The scheme started to unravel when two alleged gang members were arrested in an Ulta store on the East Coast. Upon the arrest, one of them told officials that she was working for a certain woman in California who provided her with a list of stores to target. The list would also contain the prices she would pay for hot goods.

From there, the elaborate crime began to surface. Mack would supply her ‘workers’ with the list and even pay their airfares to more than a dozen states nationwide to execute the tasks. The queenpin also provided funds for hotel rooms and car rental costs for up to a dozen operatives, who would then post their loot to her home. The last stage of the devious plot was to resell the items through a front company on Amazon Marketplace at a large discount.

A ‘mini-store’ of goods worth around $350,000 was found during the early morning December raid on Mack’s $3 million and 4,500 square feet mansion, according to the authorities.

Prosecutors have charged Mack, her husband Kenneth, and seven of their known associates with 136 felony counts of grand theft.

One alleged member of the California Girls, Alina Franco, reportedly had $67,000 worth of stolen beauty products at her home in Colton, San Bernardino. Franco’s home was raided on the same day and appeared in court on 27 February denying multiple felony counts.

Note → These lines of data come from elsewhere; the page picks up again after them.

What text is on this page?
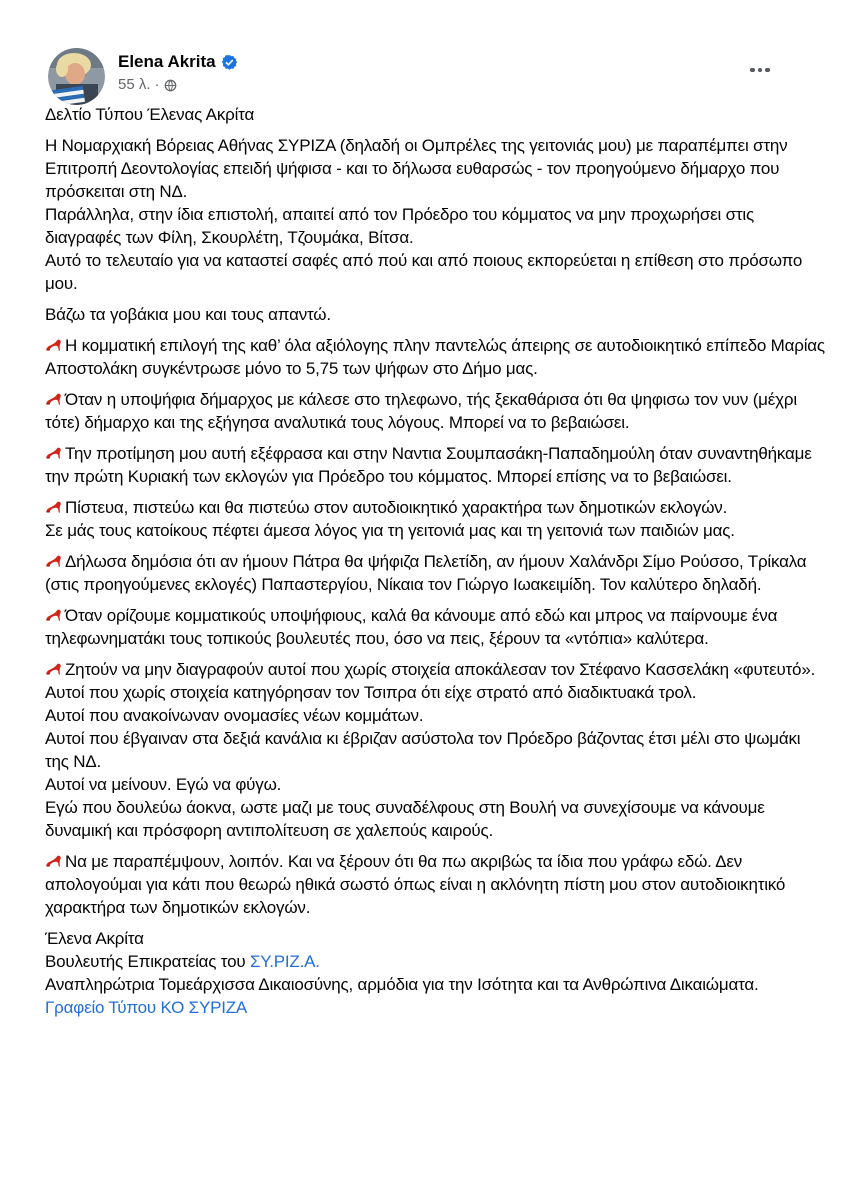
Elena Akrita
55 λ. ·
Δελτίο Τύπου Έλενας Ακρίτα
Η Νομαρχιακή Βόρειας Αθήνας ΣΥΡΙΖΑ (δηλαδή οι Ομπρέλες της γειτονιάς μου) με παραπέμπει στην Επιτροπή Δεοντολογίας επειδή ψήφισα - και το δήλωσα ευθαρσώς - τον προηγούμενο δήμαρχο που πρόσκειται στη ΝΔ.
Παράλληλα, στην ίδια επιστολή, απαιτεί από τον Πρόεδρο του κόμματος να μην προχωρήσει στις διαγραφές των Φίλη, Σκουρλέτη, Τζουμάκα, Βίτσα.
Αυτό το τελευταίο για να καταστεί σαφές από πού και από ποιους εκπορεύεται η επίθεση στο πρόσωπο μου.
Βάζω τα γοβάκια μου και τους απαντώ.
Η κομματική επιλογή της καθ’ όλα αξιόλογης πλην παντελώς άπειρης σε αυτοδιοικητικό επίπεδο Μαρίας Αποστολάκη συγκέντρωσε μόνο το 5,75 των ψήφων στο Δήμο μας.
Όταν η υποψήφια δήμαρχος με κάλεσε στο τηλεφωνο, τής ξεκαθάρισα ότι θα ψηφισω τον νυν (μέχρι τότε) δήμαρχο και της εξήγησα αναλυτικά τους λόγους. Μπορεί να το βεβαιώσει.
Την προτίμηση μου αυτή εξέφρασα και στην Ναντια Σουμπασάκη-Παπαδημούλη όταν συναντηθήκαμε την πρώτη Κυριακή των εκλογών για Πρόεδρο του κόμματος. Μπορεί επίσης να το βεβαιώσει.
Πίστευα, πιστεύω και θα πιστεύω στον αυτοδιοικητικό χαρακτήρα των δημοτικών εκλογών.
Σε μάς τους κατοίκους πέφτει άμεσα λόγος για τη γειτονιά μας και τη γειτονιά των παιδιών μας.
Δήλωσα δημόσια ότι αν ήμουν Πάτρα θα ψήφιζα Πελετίδη, αν ήμουν Χαλάνδρι Σίμο Ρούσσο, Τρίκαλα (στις προηγούμενες εκλογές) Παπαστεργίου, Νίκαια τον Γιώργο Ιωακειμίδη. Τον καλύτερο δηλαδή.
Όταν ορίζουμε κομματικούς υποψήφιους, καλά θα κάνουμε από εδώ και μπρος να παίρνουμε ένα τηλεφωνηματάκι τους τοπικούς βουλευτές που, όσο να πεις, ξέρουν τα «ντόπια» καλύτερα.
Ζητούν να μην διαγραφούν αυτοί που χωρίς στοιχεία αποκάλεσαν τον Στέφανο Κασσελάκη «φυτευτό».
Αυτοί που χωρίς στοιχεία κατηγόρησαν τον Τσιπρα ότι είχε στρατό από διαδικτυακά τρολ.
Αυτοί που ανακοίνωναν ονομασίες νέων κομμάτων.
Αυτοί που έβγαιναν στα δεξιά κανάλια κι έβριζαν ασύστολα τον Πρόεδρο βάζοντας έτσι μέλι στο ψωμάκι της ΝΔ.
Αυτοί να μείνουν. Εγώ να φύγω.
Εγώ που δουλεύω άοκνα, ωστε μαζι με τους συναδέλφους στη Βουλή να συνεχίσουμε να κάνουμε δυναμική και πρόσφορη αντιπολίτευση σε χαλεπούς καιρούς.
Να με παραπέμψουν, λοιπόν. Και να ξέρουν ότι θα πω ακριβώς τα ίδια που γράφω εδώ. Δεν απολογούμαι για κάτι που θεωρώ ηθικά σωστό όπως είναι η ακλόνητη πίστη μου στον αυτοδιοικητικό χαρακτήρα των δημοτικών εκλογών.
Έλενα Ακρίτα
Βουλευτής Επικρατείας του ΣΥ.ΡΙΖ.Α.
Αναπληρώτρια Τομεάρχισσα Δικαιοσύνης, αρμόδια για την Ισότητα και τα Ανθρώπινα Δικαιώματα.
Γραφείο Τύπου ΚΟ ΣΥΡΙΖΑ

Investigators said that they spent more than two years trying to “break the gang,” which was tasked with clearing entire shelves of goods and concealing them in Louis Vuitton bags.

Many netizens immediately started to draw references to the 2013 movie The Bling Ring. It tells the real-life story of a group of high-school students, who broke into the homes of major celebrities, such as Paris Hilton, Orlando Bloom and Miranda Kerr, and Lindsay Lohan. The goal was to rob them of millions of dollars in clothes, shoes and jewellery and keep the goods for their own personal enjoyment. Their activities resulted in the theft of about $3 million in cash and belongings and shed light on the brutal envy the public feels about the glamorous and exclusive lifestyle of the rich and famous.

“She’s queen girl boss,” one TikTok user said of Mack, the mastermind behind the ‘California Girls’ operations. “And the next Hollywood movie is…” another user joked. Others pointed out similarities to TV shows such as Good Girls and Inventing Anna. The Daily Mail also described Mack’s lifestyle as “glamourous” and extensively wrote about her mansion which reportedly had a chapel and a vineyard.

Another TikToker added: “Like that one girl on Oceans 8,” while a further netizen simply stated “Queen.”

Overall, the comment section was rich with users who drew cinematic parallels and celebrated, as well as glamourised, Mack’s crimes and lavish lifestyle.

This case serves as a reminder about the allure and fascination that surrounds women who commit elaborate high-stakes crimes, as well as how easily the public trivialises these and co-opts them into a ‘girlboss’ narrative.